CASE STUDY
Projekt Vita
A UX research project about trust, communication, and early collaboration around nonprofit partnerships.
Overview
Role
UX Research
Timeline
12 Weeks
Research
Surveys + Interviews
Team
4 UX Designers
Projekt Vita is a nonprofit organization working with long-term, locally rooted development projects through knowledge sharing and collaboration. This project explored how companies understood that work, and what made a partnership feel credible enough to take further.
My role was to investigate that relationship and translate the research into a clearer direction. The work looked at where trust broke down, what both sides needed to understand earlier, and why that mattered for companies deciding whether a partnership felt credible enough to explore further. The project was done in school as part of Year 1 at Nackademin.
Problem / Context
Context
Companies and nonprofit organizations both rely on trust when starting a partnership, but they often come in with different expectations, needs, and ways of communicating. For companies, the question is often whether the collaboration feels credible and relevant. For nonprofits, it is about being understood, supported, and taken seriously.
Problem
- Companies struggled to understand what nonprofit organizations actually needed from a partnership.

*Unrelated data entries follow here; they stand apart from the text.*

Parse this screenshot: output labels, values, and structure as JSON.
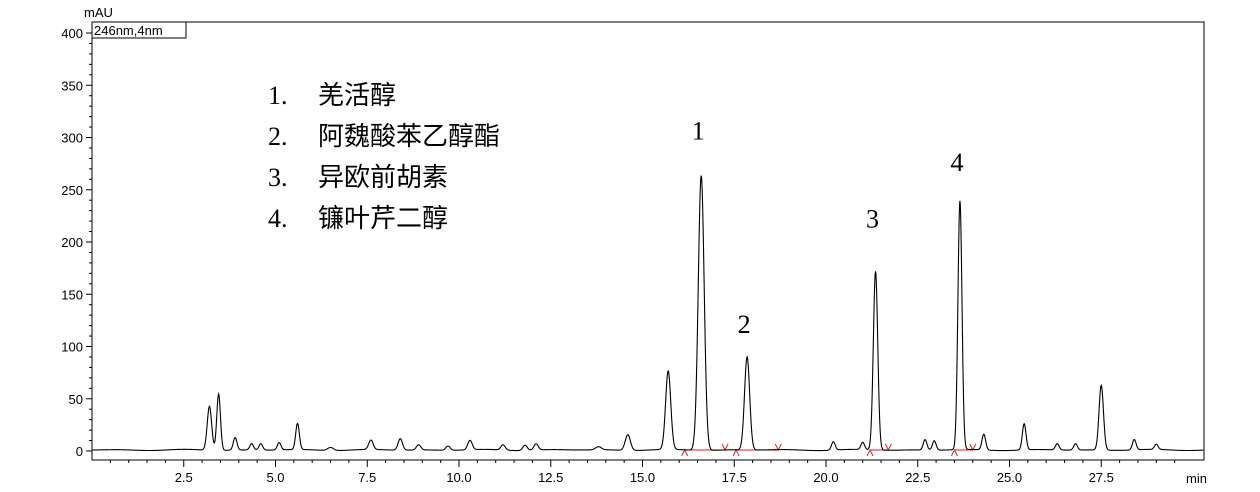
{
  "chart_data": {
    "type": "line",
    "ylabel": "mAU",
    "xlabel": "min",
    "trace_label": "246nm,4nm",
    "xlim": [
      0.0,
      30.3
    ],
    "ylim": [
      0,
      400
    ],
    "xticks": [
      2.5,
      5.0,
      7.5,
      10.0,
      12.5,
      15.0,
      17.5,
      20.0,
      22.5,
      25.0,
      27.5
    ],
    "xtick_labels": [
      "2.5",
      "5.0",
      "7.5",
      "10.0",
      "12.5",
      "15.0",
      "17.5",
      "20.0",
      "22.5",
      "25.0",
      "27.5"
    ],
    "yticks": [
      0,
      50,
      100,
      150,
      200,
      250,
      300,
      350,
      400
    ],
    "ytick_labels": [
      "0",
      "50",
      "100",
      "150",
      "200",
      "250",
      "300",
      "350",
      "400"
    ],
    "baseline": 1,
    "peaks": [
      {
        "rt": 3.2,
        "height": 42,
        "width": 0.06
      },
      {
        "rt": 3.45,
        "height": 54,
        "width": 0.05
      },
      {
        "rt": 3.9,
        "height": 12,
        "width": 0.05
      },
      {
        "rt": 4.35,
        "height": 6,
        "width": 0.05
      },
      {
        "rt": 4.6,
        "height": 6,
        "width": 0.05
      },
      {
        "rt": 5.1,
        "height": 7,
        "width": 0.05
      },
      {
        "rt": 5.6,
        "height": 25,
        "width": 0.05
      },
      {
        "rt": 6.5,
        "height": 3,
        "width": 0.08
      },
      {
        "rt": 7.6,
        "height": 9,
        "width": 0.06
      },
      {
        "rt": 8.4,
        "height": 11,
        "width": 0.06
      },
      {
        "rt": 8.9,
        "height": 5,
        "width": 0.06
      },
      {
        "rt": 9.7,
        "height": 4,
        "width": 0.06
      },
      {
        "rt": 10.3,
        "height": 9,
        "width": 0.06
      },
      {
        "rt": 11.2,
        "height": 5,
        "width": 0.06
      },
      {
        "rt": 11.8,
        "height": 5,
        "width": 0.06
      },
      {
        "rt": 12.1,
        "height": 6,
        "width": 0.06
      },
      {
        "rt": 13.8,
        "height": 3,
        "width": 0.08
      },
      {
        "rt": 14.6,
        "height": 15,
        "width": 0.07
      },
      {
        "rt": 15.7,
        "height": 75,
        "width": 0.07
      },
      {
        "rt": 16.6,
        "height": 263,
        "width": 0.08
      },
      {
        "rt": 17.85,
        "height": 89,
        "width": 0.07
      },
      {
        "rt": 20.2,
        "height": 8,
        "width": 0.05
      },
      {
        "rt": 21.0,
        "height": 7,
        "width": 0.05
      },
      {
        "rt": 21.35,
        "height": 171,
        "width": 0.06
      },
      {
        "rt": 22.7,
        "height": 10,
        "width": 0.05
      },
      {
        "rt": 22.95,
        "height": 9,
        "width": 0.05
      },
      {
        "rt": 23.65,
        "height": 238,
        "width": 0.055
      },
      {
        "rt": 24.3,
        "height": 15,
        "width": 0.05
      },
      {
        "rt": 25.4,
        "height": 25,
        "width": 0.05
      },
      {
        "rt": 26.3,
        "height": 6,
        "width": 0.05
      },
      {
        "rt": 26.8,
        "height": 6,
        "width": 0.05
      },
      {
        "rt": 27.5,
        "height": 62,
        "width": 0.06
      },
      {
        "rt": 28.4,
        "height": 10,
        "width": 0.05
      },
      {
        "rt": 29.0,
        "height": 5,
        "width": 0.05
      }
    ],
    "peak_annotations": [
      {
        "label": "1",
        "rt": 16.6,
        "y": 298
      },
      {
        "label": "2",
        "rt": 17.85,
        "y": 113
      },
      {
        "label": "3",
        "rt": 21.35,
        "y": 214
      },
      {
        "label": "4",
        "rt": 23.65,
        "y": 268
      }
    ],
    "integration_segments": [
      {
        "start": 16.15,
        "end": 17.25
      },
      {
        "start": 17.55,
        "end": 18.7
      },
      {
        "start": 21.2,
        "end": 21.7
      },
      {
        "start": 23.5,
        "end": 24.0
      }
    ],
    "legend": [
      {
        "num": "1.",
        "name": "羌活醇"
      },
      {
        "num": "2.",
        "name": "阿魏酸苯乙醇酯"
      },
      {
        "num": "3.",
        "name": "异欧前胡素"
      },
      {
        "num": "4.",
        "name": "镰叶芹二醇"
      }
    ],
    "legend_position": "top-left"
  }
}
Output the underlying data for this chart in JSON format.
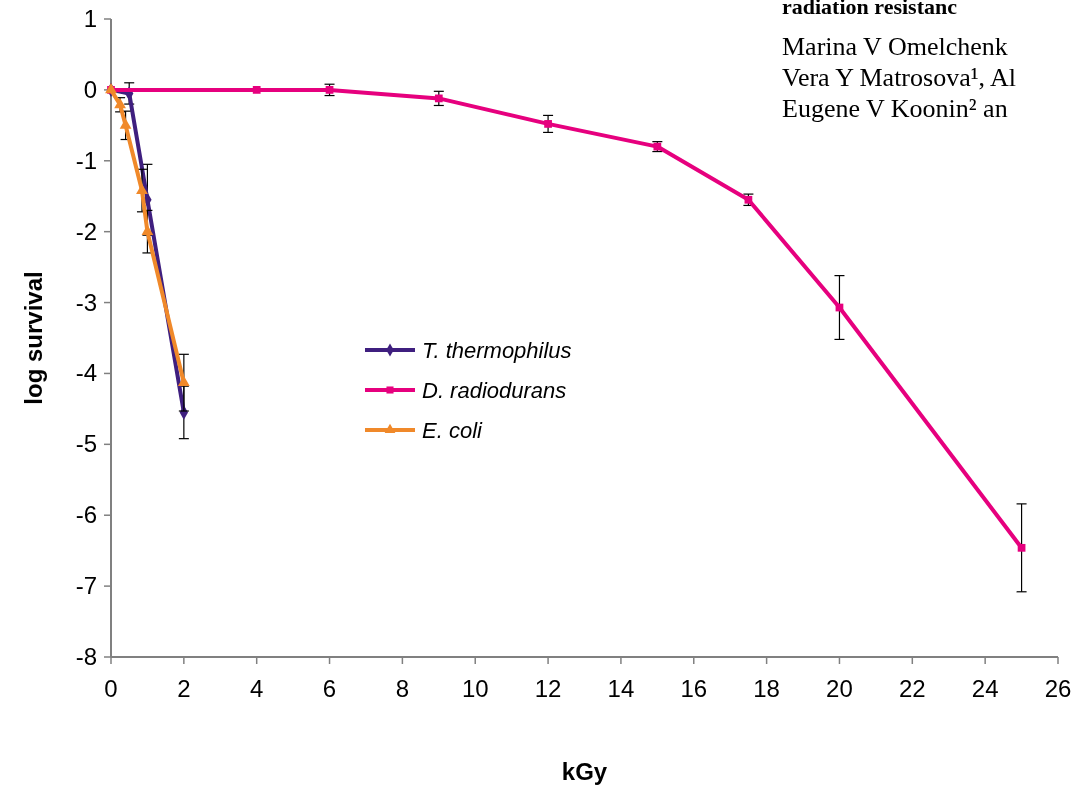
{
  "chart_data": {
    "type": "line",
    "xlabel": "kGy",
    "ylabel": "log survival",
    "xlim": [
      0,
      26
    ],
    "xticks": [
      0,
      2,
      4,
      6,
      8,
      10,
      12,
      14,
      16,
      18,
      20,
      22,
      24,
      26
    ],
    "ylim": [
      -8,
      1
    ],
    "yticks": [
      -8,
      -7,
      -6,
      -5,
      -4,
      -3,
      -2,
      -1,
      0,
      1
    ],
    "grid": false,
    "legend": "left",
    "series": [
      {
        "name": "T. thermophilus",
        "color": "#3f1f7f",
        "marker": "diamond",
        "x": [
          0,
          0.5,
          1,
          2
        ],
        "values": [
          0,
          -0.05,
          -1.55,
          -4.55
        ],
        "errors": [
          null,
          0.15,
          0.5,
          0.37
        ]
      },
      {
        "name": "D. radiodurans",
        "color": "#e6007e",
        "marker": "square",
        "x": [
          0,
          4,
          6,
          9,
          12,
          15,
          17.5,
          20,
          25
        ],
        "values": [
          0,
          0,
          0,
          -0.12,
          -0.48,
          -0.8,
          -1.55,
          -3.07,
          -6.46
        ],
        "errors": [
          null,
          null,
          0.08,
          0.1,
          0.12,
          0.07,
          0.08,
          0.45,
          0.62
        ]
      },
      {
        "name": "E. coli",
        "color": "#f0892a",
        "marker": "triangle",
        "x": [
          0,
          0.25,
          0.4,
          0.85,
          1,
          2
        ],
        "values": [
          0,
          -0.21,
          -0.5,
          -1.42,
          -2.0,
          -4.13
        ],
        "errors": [
          null,
          0.1,
          0.2,
          0.3,
          0.3,
          0.4
        ]
      }
    ],
    "annotations": [
      "radiation resistanc",
      "Marina V Omelchenk",
      "Vera Y Matrosova¹, Al",
      "Eugene V Koonin² an"
    ]
  }
}
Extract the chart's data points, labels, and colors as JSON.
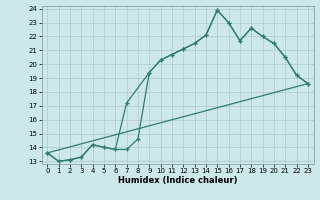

- Nonprofits found it hard to communicate their value in a way that felt clear and credible.
- Different expectations made early conversations uncertain and difficult to align.
- Missing trust early in the process made collaboration feel harder to commit to.
Field research showed that trust often broke down early when expectations, needs, and value were not clearly understood. The concept responded by making the first steps of a partnership easier to follow and easier to explain from both sides.

Approach
Clear intent was often missing
Companies wanted to help, but often struggled to understand what the nonprofit actually needed from the partnership.
Trust depended on how value was explained
Nonprofits had to make their work feel credible and concrete before companies felt confident moving forward.
Early conversations were hard to align
Both sides entered the relationship with different expectations, which made it harder to build momentum from the start.
Support often started with products, not money
For many companies, the first step felt easier when they could contribute something tangible, often their own products, before committing financially.

Outcome
The project showed what helped trust form early in partnerships between companies and nonprofit organizations. It made it easier to see where uncertainty started, what both sides needed to understand sooner, and how credibility affected the willingness to move forward.
- Trust was shaped as much by communication as by intention.
- Early clarity around needs and expectations made conversations easier to align.
- Making value easier to explain gave both sides a stronger starting point.